Web lists-archives.com

Re: [RFC PATCH 4/4] x86/vdso: Add __vdso_sgx_eenter() to wrap SGX enclave transitions




On Wed, Dec 5, 2018 at 3:20 PM Sean Christopherson
<sean.j.christopherson@xxxxxxxxx> wrote:
>
> Intel Software Guard Extensions (SGX) SGX introduces a new CPL3-only
> enclave mode that runs as a sort of black box shared object that is
> hosted by an untrusted normal CPL3 process.
>
> Enclave transitions have semantics that are a lovely blend of SYCSALL,
> SYSRET and VM-Exit.  In a non-faulting scenario, entering and exiting
> an enclave can only be done through SGX-specific instructions, EENTER
> and EEXIT respectively.  EENTER+EEXIT is analogous to SYSCALL+SYSRET,
> e.g.
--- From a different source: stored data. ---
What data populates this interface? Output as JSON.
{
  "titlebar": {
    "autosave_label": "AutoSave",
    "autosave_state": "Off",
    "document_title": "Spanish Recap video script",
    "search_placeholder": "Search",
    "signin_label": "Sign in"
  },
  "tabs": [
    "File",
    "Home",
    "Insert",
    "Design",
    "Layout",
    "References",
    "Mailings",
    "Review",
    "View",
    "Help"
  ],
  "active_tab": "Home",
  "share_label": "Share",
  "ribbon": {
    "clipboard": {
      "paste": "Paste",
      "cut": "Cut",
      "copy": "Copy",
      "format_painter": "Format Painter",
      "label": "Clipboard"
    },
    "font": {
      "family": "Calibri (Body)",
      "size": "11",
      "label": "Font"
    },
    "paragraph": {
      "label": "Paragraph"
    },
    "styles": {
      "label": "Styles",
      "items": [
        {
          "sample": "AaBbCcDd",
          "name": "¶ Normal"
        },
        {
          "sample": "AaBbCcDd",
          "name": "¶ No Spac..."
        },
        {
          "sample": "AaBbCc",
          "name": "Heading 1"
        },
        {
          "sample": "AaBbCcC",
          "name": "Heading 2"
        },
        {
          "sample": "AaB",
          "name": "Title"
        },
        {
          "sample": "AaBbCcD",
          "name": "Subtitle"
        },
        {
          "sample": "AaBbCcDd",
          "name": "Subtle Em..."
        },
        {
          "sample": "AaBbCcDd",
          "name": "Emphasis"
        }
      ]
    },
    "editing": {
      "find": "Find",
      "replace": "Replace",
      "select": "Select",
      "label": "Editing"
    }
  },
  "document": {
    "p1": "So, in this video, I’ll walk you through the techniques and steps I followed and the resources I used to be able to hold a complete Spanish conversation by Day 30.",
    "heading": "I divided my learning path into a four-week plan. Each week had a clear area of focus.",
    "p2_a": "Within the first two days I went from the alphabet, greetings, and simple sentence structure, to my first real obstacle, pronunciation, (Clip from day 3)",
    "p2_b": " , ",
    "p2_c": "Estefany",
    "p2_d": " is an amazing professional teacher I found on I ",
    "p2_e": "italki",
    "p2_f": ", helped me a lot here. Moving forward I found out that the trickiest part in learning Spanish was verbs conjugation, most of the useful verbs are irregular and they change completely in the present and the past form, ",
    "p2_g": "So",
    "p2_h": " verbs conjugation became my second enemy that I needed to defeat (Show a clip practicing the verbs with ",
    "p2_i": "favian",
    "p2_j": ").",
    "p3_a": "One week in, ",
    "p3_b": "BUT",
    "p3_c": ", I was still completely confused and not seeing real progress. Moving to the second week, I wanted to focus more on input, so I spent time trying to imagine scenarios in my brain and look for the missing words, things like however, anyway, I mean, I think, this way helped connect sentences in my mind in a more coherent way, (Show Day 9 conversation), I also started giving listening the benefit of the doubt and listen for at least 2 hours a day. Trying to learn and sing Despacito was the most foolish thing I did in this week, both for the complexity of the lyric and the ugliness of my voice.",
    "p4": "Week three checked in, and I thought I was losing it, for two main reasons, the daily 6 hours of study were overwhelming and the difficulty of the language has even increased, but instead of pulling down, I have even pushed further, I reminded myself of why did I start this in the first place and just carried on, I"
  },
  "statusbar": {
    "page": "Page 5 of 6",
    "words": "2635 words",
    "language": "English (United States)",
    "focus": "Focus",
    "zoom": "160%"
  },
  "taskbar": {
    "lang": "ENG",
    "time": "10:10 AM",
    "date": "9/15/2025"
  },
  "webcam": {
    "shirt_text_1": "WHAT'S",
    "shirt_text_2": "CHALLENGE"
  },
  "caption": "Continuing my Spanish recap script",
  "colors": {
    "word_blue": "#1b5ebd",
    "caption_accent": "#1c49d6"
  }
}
EENTER/SYSCALL load RCX with the next RIP and EEXIT/SYSRET load
> RIP from R{B,C}X.
>
> But in a faulting/interrupting scenario, enclave transitions act more
> like VM-Exit and VMRESUME.  Maintaining the black box nature of the
> enclave means that hardware must automatically switch CPU context when
> an Asynchronous Exiting Event (AEE) occurs, an AEE being any interrupt
> or exception (exceptions are AEEs because asynchronous in this context
> is relative to the enclave and not CPU execution, e.g. the enclave
> doesn't get an opportunity to save/fuzz CPU state).
>
> Like VM-Exits, all AEEs jump to a common location, referred to as the
> Asynchronous Exiting Point (AEP).  The AEP is specified at enclave entry
> via register passed to EENTER/ERESUME, similar to how the hypervisor
> specifies the VM-Exit point (via VMCS.HOST_RIP at VMLAUNCH/VMRESUME).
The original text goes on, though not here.